What a Unified Vendor Cybersecurity Dashboard Looks Like

In response, many of the best vendor offerings are single platforms that integrate many different small microservices, each tailored to a specific type of cybersecurity protection.

For example, some features of a broad-based, layered security response involve endpoint monitoring or protecting electronic devices within a system. Out in the “meatspace” as techies call the non-digital, physical world, there is a correlating focus on protecting and securing facilities from unauthorized access. All of this is lumped into a category that could be described as “gate keeping” – making sure a lot of the cyberattacks never make it inside a system in the first place.

Other features will work far below the perimeter – anti-virus and anti-malware tools and software update management tools will work as internal “cleaners” in a network environment, sanitizing the network from harm. Recovery tools will safeguard data, partially by locking it down, but also by making sure there are redundant procedures in place so that if data is lost, it can be easily replicated. These types of systems should respond well to both cyberattacks or man-made problems, as well as natural disasters and other emergency scenarios.

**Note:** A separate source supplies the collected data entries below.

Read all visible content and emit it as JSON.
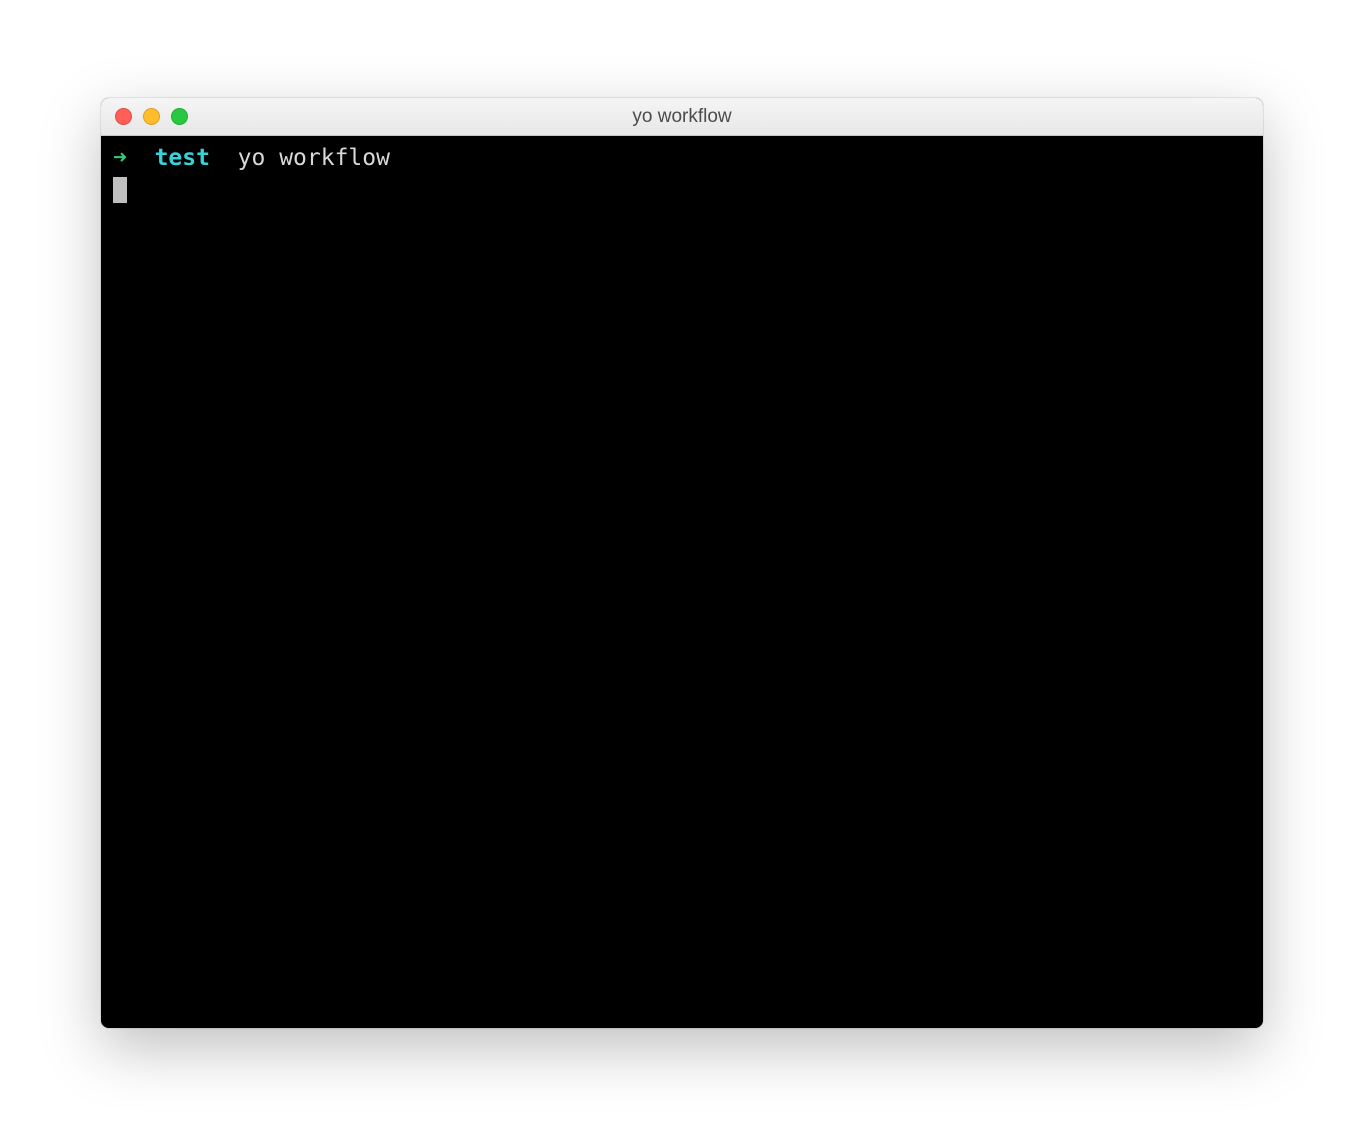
{
  "window": {
    "title": "yo workflow"
  },
  "terminal": {
    "prompt_arrow": "➜",
    "prompt_context": "test",
    "command": "yo workflow"
  }
}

Other features will work on internal security techniques that will simply make data in transit more resistant to hacking. One easy principle is multi-factor authentication – by introducing multiple means of user authentication, for example, a computer and smartphone login, companies can drastically reduce the chances that an unauthorized party is going to get access to any network area. Then there is the process of encryption, where certain secure tunnels can lock out some of the ambient hacking that exists in wireless systems.

All of this work is part of a very new type of protectionism that locks away trade secrets, business intelligence and other proprietary information from prying eyes. There is also a major focus on protecting customer identifiers, customer financial information and other types of sensitive information that are governed by regulations in high-pressure industries – HIPAA in the medical field, and other legislation in the financial world. (For more on attacks in the medical industry, see The Growing Cybersecurity War on the Health Care Industry.)

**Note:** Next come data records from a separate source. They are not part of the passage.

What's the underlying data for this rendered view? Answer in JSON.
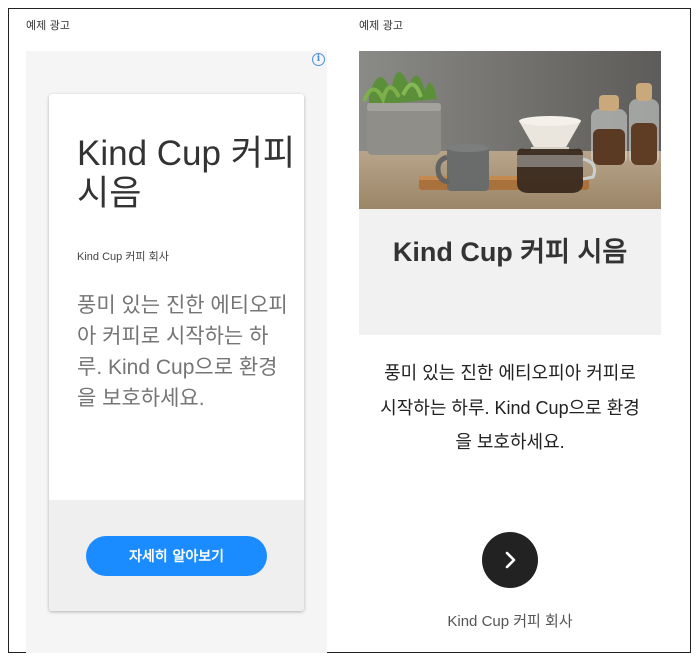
{
  "left_ad": {
    "label": "예제 광고",
    "title": "Kind Cup 커피 시음",
    "advertiser": "Kind Cup 커피 회사",
    "body": "풍미 있는 진한 에티오피아 커피로 시작하는 하루. Kind Cup으로 환경을 보호하세요.",
    "cta_label": "자세히 알아보기",
    "info_icon": "i"
  },
  "right_ad": {
    "label": "예제 광고",
    "title": "Kind Cup 커피 시음",
    "body": "풍미 있는 진한 에티오피아 커피로 시작하는 하루. Kind Cup으로 환경을 보호하세요.",
    "advertiser": "Kind Cup 커피 회사",
    "arrow_icon": "chevron-right-icon"
  },
  "colors": {
    "cta": "#1a8cff",
    "arrow_button": "#222222"
  }
}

Asking the Tough Questions

Companies that have one of these multifaceted, comprehensive security technologies in place can start asking the right questions to really enhance and expand cybersecurity protections. For example:

  • What does your anti-virus and patch management protocol look like?
  • Where are the trouble spots for data vulnerability?
  • How's your industry compliance?
  • How are employees trained on security?
  • What does your risk mitigation program include?

By considering these sorts of issues, business professionals can understand why companies really benefit from vendor products that take all of these ideas and put them under one easy-to-navigate umbrella. This is why you see vendor dashboards with up to a dozen essential services, or classified into four or five security “pillars” and groups of features that accomplish very different goals.

A company is only as strong as its cybersecurity architecture – and in addition to offering the right features, these tools must also be easy to use, easy to scale, and ultimately, reliable. Dealing with one very capable vendor is infinitely better than trying to manage loose clusters of stand-alone tools, each of which have their own contract requirements, documentation, support and capabilities.

Look carefully at your company's cybersecurity needs and choose accordingly. When you choose wisely, you really decrease the chances that a cyberattack will cripple your internal systems.